La formation des objets compacts et leur évolution en trous noirs

Les trous noirs stellaires, dont la masse est de l’ordre de celle du Soleil, naissent lors de l’effondrement des étoiles massives en fin de vie. Lorsqu’elles ont achevé les réactions de fusion nucléaire en leur cœur, les étoiles dont la masse va d’une dizaine à une centaine de masses solaires, s’effondrent sur elles-mêmes sous l’effet de leur propre gravité. Ce phénomène porte le nom de supernova. Cet effondrement conduit à la formation d’un objet compact, pouvant contenir plusieurs fois la masse du soleil dans un rayon de seulement quelques kilomètres.

Si l’effondrement s’arrête suffisamment tôt, une étoile à neutron  ou  un pulsar  sera formé. Si l’objet poursuit son effondrement, il finira par devenir un trou noir. 

Les simulations numériques sont notamment utilisées pour étudier l’influence de la rotation sur l’effondrement de l’objet, ainsi que la génération du champ magnétique par effet dynamo.

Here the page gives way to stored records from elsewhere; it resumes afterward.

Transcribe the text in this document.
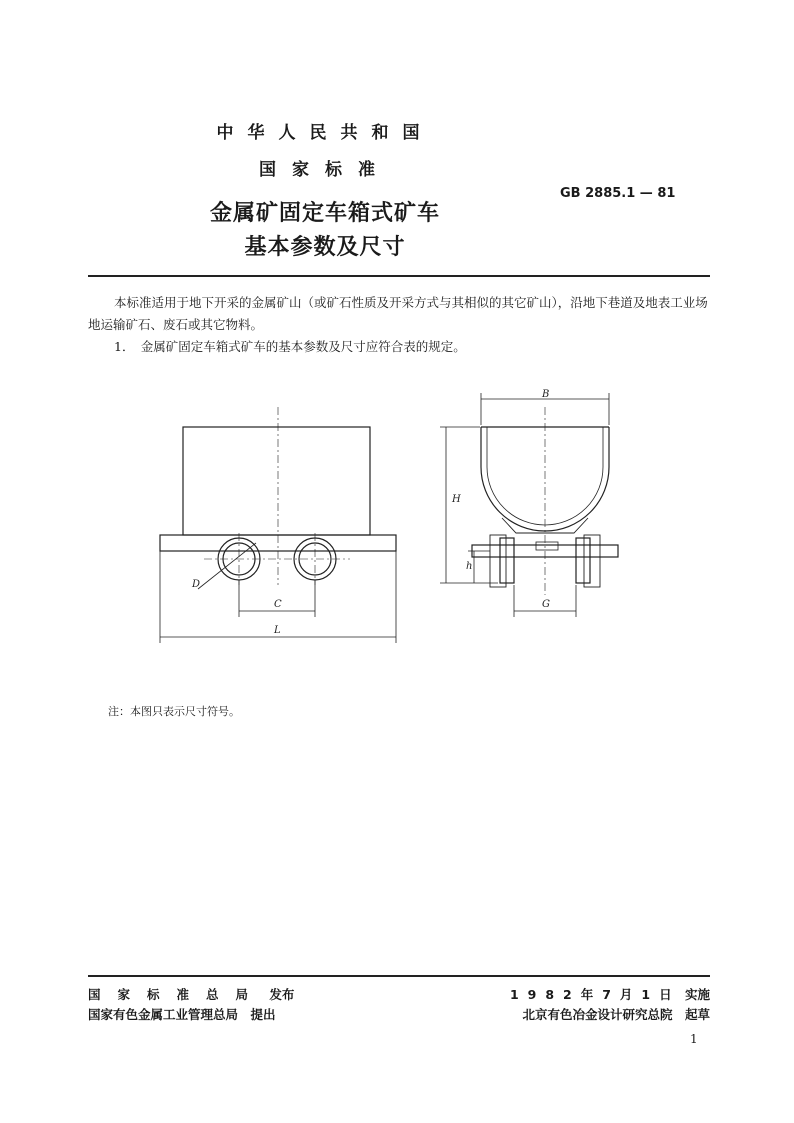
中华人民共和国
国家标准
GB 2885.1 — 81
金属矿固定车箱式矿车
基本参数及尺寸
本标准适用于地下开采的金属矿山（或矿石性质及开采方式与其相似的其它矿山），沿地下巷道及地表工业场地运输矿石、废石或其它物料。
1．　金属矿固定车箱式矿车的基本参数及尺寸应符合表的规定。
B
H
h
G
C
L
D
注：本图只表示尺寸符号。
国家标准总局 发布
国家有色金属工业管理总局　提出
1982年7月1日 实施
北京有色冶金设计研究总院　起草
1
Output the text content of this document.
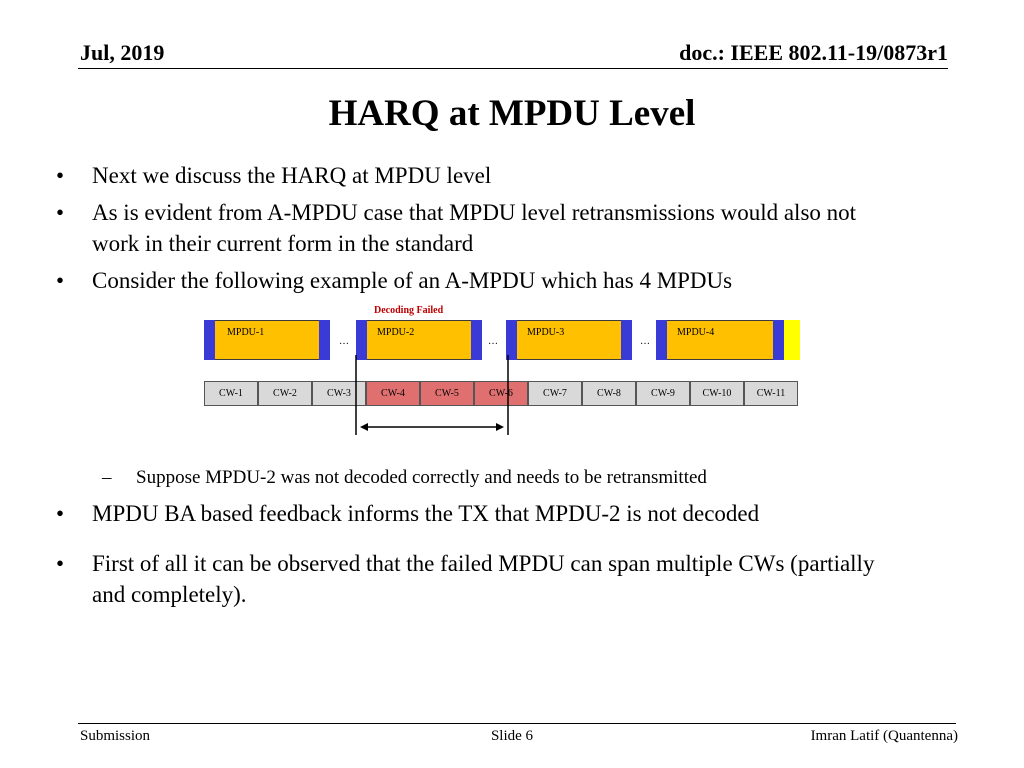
Jul, 2019	doc.: IEEE 802.11-19/0873r1
HARQ at MPDU Level
• Next we discuss the HARQ at MPDU level
• As is evident from A-MPDU case that MPDU level retransmissions would also not work in their current form in the standard
• Consider the following example of an A-MPDU which has 4 MPDUs
Decoding Failed
MPDU-1
…
MPDU-2
…
MPDU-3
…
MPDU-4
CW-1	CW-2	CW-3	CW-4	CW-5	CW-6	CW-7	CW-8	CW-9	CW-10	CW-11
– Suppose MPDU-2 was not decoded correctly and needs to be retransmitted
• MPDU BA based feedback informs the TX that MPDU-2 is not decoded
• First of all it can be observed that the failed MPDU can span multiple CWs (partially and completely).
Submission	Slide 6	Imran Latif (Quantenna)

Ces deux processus peuvent en effet freiner ou stopper l’effondrement de l’ancienne étoile. La simulation numérique est ainsi un élément décisif pour identifier les conditions favorables à la formation d’un éventuel trou noir (Figure 1, [1])

 

 

Les trous noirs supermassifs, leur croissance et leurs effets sur les galaxies

Les trous noirs peuvent gagner en masse par divers mécanismes : accrétion du gaz ténu constituant le milieu entre les étoiles des galaxies, accrétion d’étoiles passant dans leur voisinage, voire même fusion avec d’autres trous noirs. 

 Les simulations numériques de ces processus réalisées à l’Irfu prédisent depuis une dizaine d’années que les galaxies à disque, telles que notre Voie Lactée, devraient contenir en leur centre un trou noir dit « supermassif », dont la masse peut atteindre plusieurs millions de fois celle du Soleil.

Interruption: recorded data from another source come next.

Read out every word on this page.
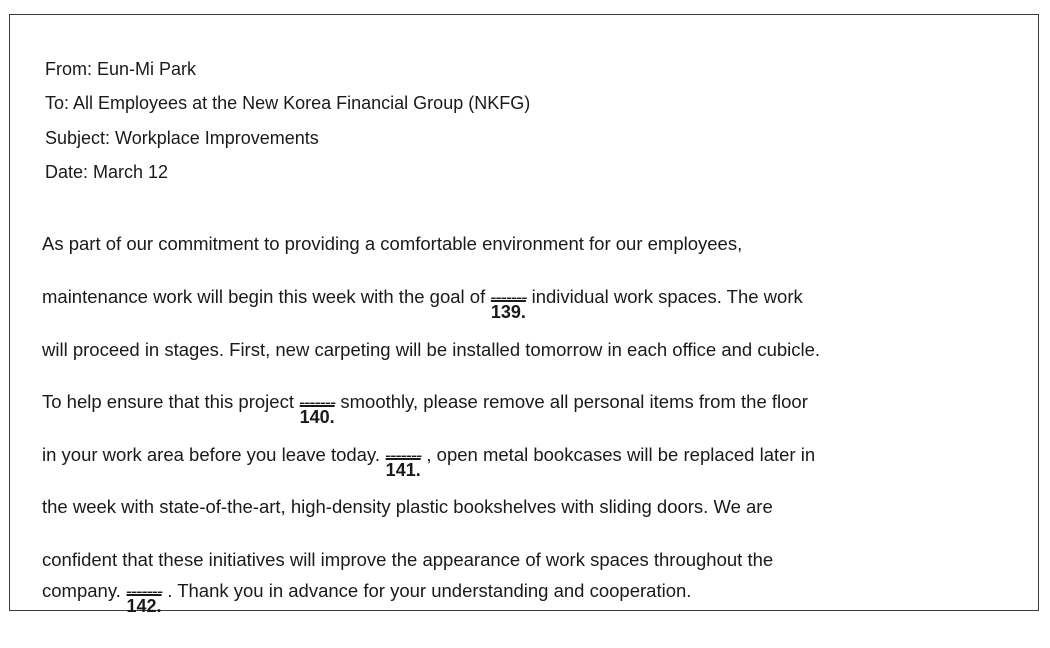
From: Eun-Mi Park
To: All Employees at the New Korea Financial Group (NKFG)
Subject: Workplace Improvements
Date: March 12
As part of our commitment to providing a comfortable environment for our employees,
maintenance work will begin this week with the goal of -------
139.
individual work spaces. The work
will proceed in stages. First, new carpeting will be installed tomorrow in each office and cubicle.
To help ensure that this project -------
140.
smoothly, please remove all personal items from the floor
in your work area before you leave today. -------
141.
, open metal bookcases will be replaced later in
the week with state-of-the-art, high-density plastic bookshelves with sliding doors. We are
confident that these initiatives will improve the appearance of work spaces throughout the
company. -------
142.
. Thank you in advance for your understanding and cooperation.
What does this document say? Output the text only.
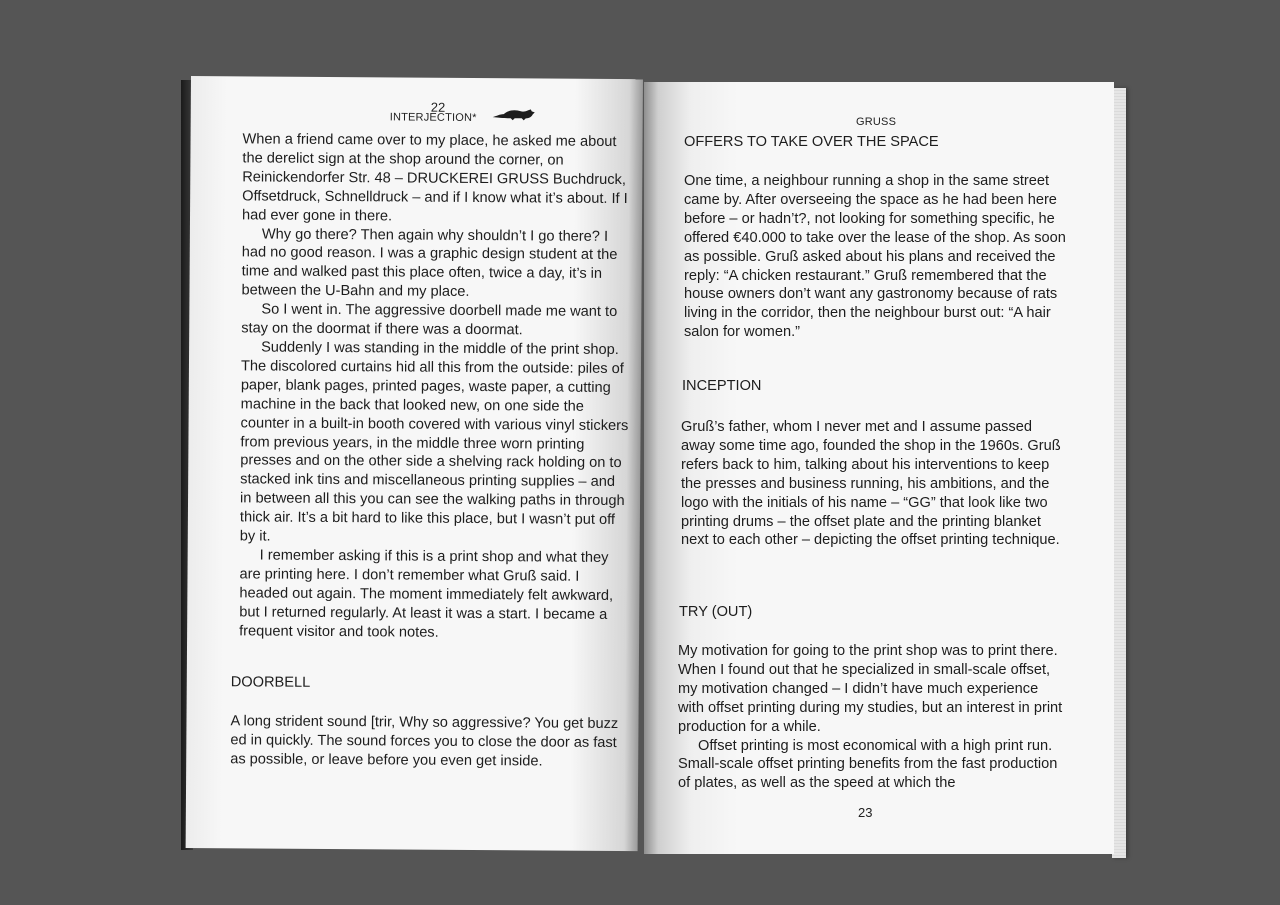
22
INTERJECTION*

When a friend came over to my place, he asked me about the derelict sign at the shop around the corner, on Reinickendorfer Str. 48 – DRUCKEREI GRUSS Buchdruck, Offsetdruck, Schnelldruck – and if I know what it’s about. If I had ever gone in there.

Why go there? Then again why shouldn’t I go there? I had no good reason. I was a graphic design student at the time and walked past this place often, twice a day, it’s in between the U-Bahn and my place.

So I went in. The aggressive doorbell made me want to stay on the doormat if there was a doormat.

Suddenly I was standing in the middle of the print shop. The discolored curtains hid all this from the outside: piles of paper, blank pages, printed pages, waste paper, a cutting machine in the back that looked new, on one side the counter in a built-in booth covered with various vinyl stickers from previous years, in the middle three worn printing presses and on the other side a shelving rack holding on to stacked ink tins and miscellaneous printing supplies – and in between all this you can see the walking paths in through thick air. It’s a bit hard to like this place, but I wasn’t put off by it.

I remember asking if this is a print shop and what they are printing here. I don’t remember what Gruß said. I headed out again. The moment immediately felt awkward, but I returned regularly. At least it was a start. I became a frequent visitor and took notes.

DOORBELL

A long strident sound [trir, Why so aggressive? You get buzzed in quickly. The sound forces you to close the door as fast as possible, or leave before you even get inside.

GRUSS
OFFERS TO TAKE OVER THE SPACE

One time, a neighbour running a shop in the same street came by. After overseeing the space as he had been here before – or hadn’t?, not looking for something specific, he offered €40.000 to take over the lease of the shop. As soon as possible. Gruß asked about his plans and received the reply: “A chicken restaurant.” Gruß remembered that the house owners don’t want any gastronomy because of rats living in the corridor, then the neighbour burst out: “A hair salon for women.”

INCEPTION

Gruß’s father, whom I never met and I assume passed away some time ago, founded the shop in the 1960s. Gruß refers back to him, talking about his interventions to keep the presses and business running, his ambitions, and the logo with the initials of his name – “GG” that look like two printing drums – the offset plate and the printing blanket next to each other – depicting the offset printing technique.

TRY (OUT)

My motivation for going to the print shop was to print there. When I found out that he specialized in small-scale offset, my motivation changed – I didn’t have much experience with offset printing during my studies, but an interest in print production for a while.

Offset printing is most economical with a high print run. Small-scale offset printing benefits from the fast production of plates, as well as the speed at which the

23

 L’objet compact massif au centre de la Voie Lactée, dont la découverte a été récompensée par le Prix Nobel de Physique 2020, possède toutes les caractéristiques attendues d’un tel trou noir supermassif.

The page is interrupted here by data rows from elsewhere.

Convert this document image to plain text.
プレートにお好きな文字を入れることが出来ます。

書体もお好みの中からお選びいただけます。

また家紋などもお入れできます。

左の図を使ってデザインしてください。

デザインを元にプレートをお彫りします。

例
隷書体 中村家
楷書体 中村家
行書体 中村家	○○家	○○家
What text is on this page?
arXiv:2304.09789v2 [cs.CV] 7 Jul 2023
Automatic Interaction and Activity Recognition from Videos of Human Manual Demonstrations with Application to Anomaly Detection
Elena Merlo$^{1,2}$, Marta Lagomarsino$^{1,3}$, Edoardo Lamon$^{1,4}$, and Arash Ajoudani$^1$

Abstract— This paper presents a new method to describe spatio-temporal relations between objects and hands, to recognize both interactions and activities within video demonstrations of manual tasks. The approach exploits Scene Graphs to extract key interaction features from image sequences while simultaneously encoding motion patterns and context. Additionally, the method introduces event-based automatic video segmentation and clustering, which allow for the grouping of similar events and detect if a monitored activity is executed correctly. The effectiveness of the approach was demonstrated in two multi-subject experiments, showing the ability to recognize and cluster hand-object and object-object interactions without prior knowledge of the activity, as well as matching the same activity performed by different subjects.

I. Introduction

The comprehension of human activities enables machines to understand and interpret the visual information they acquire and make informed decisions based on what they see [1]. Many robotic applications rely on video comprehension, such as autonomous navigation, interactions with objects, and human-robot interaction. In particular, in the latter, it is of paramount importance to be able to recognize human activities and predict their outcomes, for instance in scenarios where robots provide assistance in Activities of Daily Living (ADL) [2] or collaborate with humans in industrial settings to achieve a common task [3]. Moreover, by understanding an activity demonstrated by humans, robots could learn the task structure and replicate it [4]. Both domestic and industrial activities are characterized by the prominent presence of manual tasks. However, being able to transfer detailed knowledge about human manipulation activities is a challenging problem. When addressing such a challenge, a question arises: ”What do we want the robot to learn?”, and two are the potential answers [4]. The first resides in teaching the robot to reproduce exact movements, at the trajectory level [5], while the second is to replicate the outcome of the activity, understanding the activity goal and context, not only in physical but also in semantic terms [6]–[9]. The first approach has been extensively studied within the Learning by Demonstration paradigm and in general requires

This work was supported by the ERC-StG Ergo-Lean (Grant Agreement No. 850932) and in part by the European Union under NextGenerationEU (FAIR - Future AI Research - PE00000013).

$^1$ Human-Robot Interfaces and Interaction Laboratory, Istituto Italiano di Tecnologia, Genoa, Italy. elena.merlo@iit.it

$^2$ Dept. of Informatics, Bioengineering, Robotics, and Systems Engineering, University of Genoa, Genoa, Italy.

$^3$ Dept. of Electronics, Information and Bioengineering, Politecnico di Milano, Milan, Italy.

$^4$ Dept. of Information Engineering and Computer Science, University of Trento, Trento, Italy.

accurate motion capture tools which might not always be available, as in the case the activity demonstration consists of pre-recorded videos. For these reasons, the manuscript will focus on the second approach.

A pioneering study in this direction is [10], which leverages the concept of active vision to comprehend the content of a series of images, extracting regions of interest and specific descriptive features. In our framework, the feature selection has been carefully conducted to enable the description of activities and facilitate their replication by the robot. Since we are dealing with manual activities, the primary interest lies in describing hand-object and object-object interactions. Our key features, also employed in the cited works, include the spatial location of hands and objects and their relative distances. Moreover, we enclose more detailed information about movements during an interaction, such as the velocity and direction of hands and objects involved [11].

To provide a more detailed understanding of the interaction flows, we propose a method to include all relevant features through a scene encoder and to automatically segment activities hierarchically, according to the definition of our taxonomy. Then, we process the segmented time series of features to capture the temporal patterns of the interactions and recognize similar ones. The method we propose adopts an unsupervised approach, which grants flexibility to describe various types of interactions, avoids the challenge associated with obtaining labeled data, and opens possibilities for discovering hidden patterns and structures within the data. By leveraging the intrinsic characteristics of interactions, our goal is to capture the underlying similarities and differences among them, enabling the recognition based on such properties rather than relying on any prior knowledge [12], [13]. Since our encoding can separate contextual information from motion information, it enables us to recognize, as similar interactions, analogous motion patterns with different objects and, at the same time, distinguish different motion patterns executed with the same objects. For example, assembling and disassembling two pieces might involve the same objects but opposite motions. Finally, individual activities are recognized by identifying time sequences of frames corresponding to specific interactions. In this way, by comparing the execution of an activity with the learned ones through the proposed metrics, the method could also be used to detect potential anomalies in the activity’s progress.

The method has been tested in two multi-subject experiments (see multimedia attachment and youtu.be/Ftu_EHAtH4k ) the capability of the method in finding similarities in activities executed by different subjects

Dans le même temps, les trous noirs supermassif expulsent de grandes quantités de matière des galaxies. Si la matière entrée dans le trou noir n’en ressort pas, la matière située à proximité du trou noir subit d’intenses accélérations gravitationnelles. En interagissant avec l’intense champ magnétique régnant au voisinage des trous noirs, cette matière peut se retrouver éjecter à grande vitesse.

Les astrophysiciens estiment ainsi que seuls quelques pourcents de la matière approchant d’un trou noir supermassif sera accrété par le trou noir, la majorité étant expulsé à grande vitesse.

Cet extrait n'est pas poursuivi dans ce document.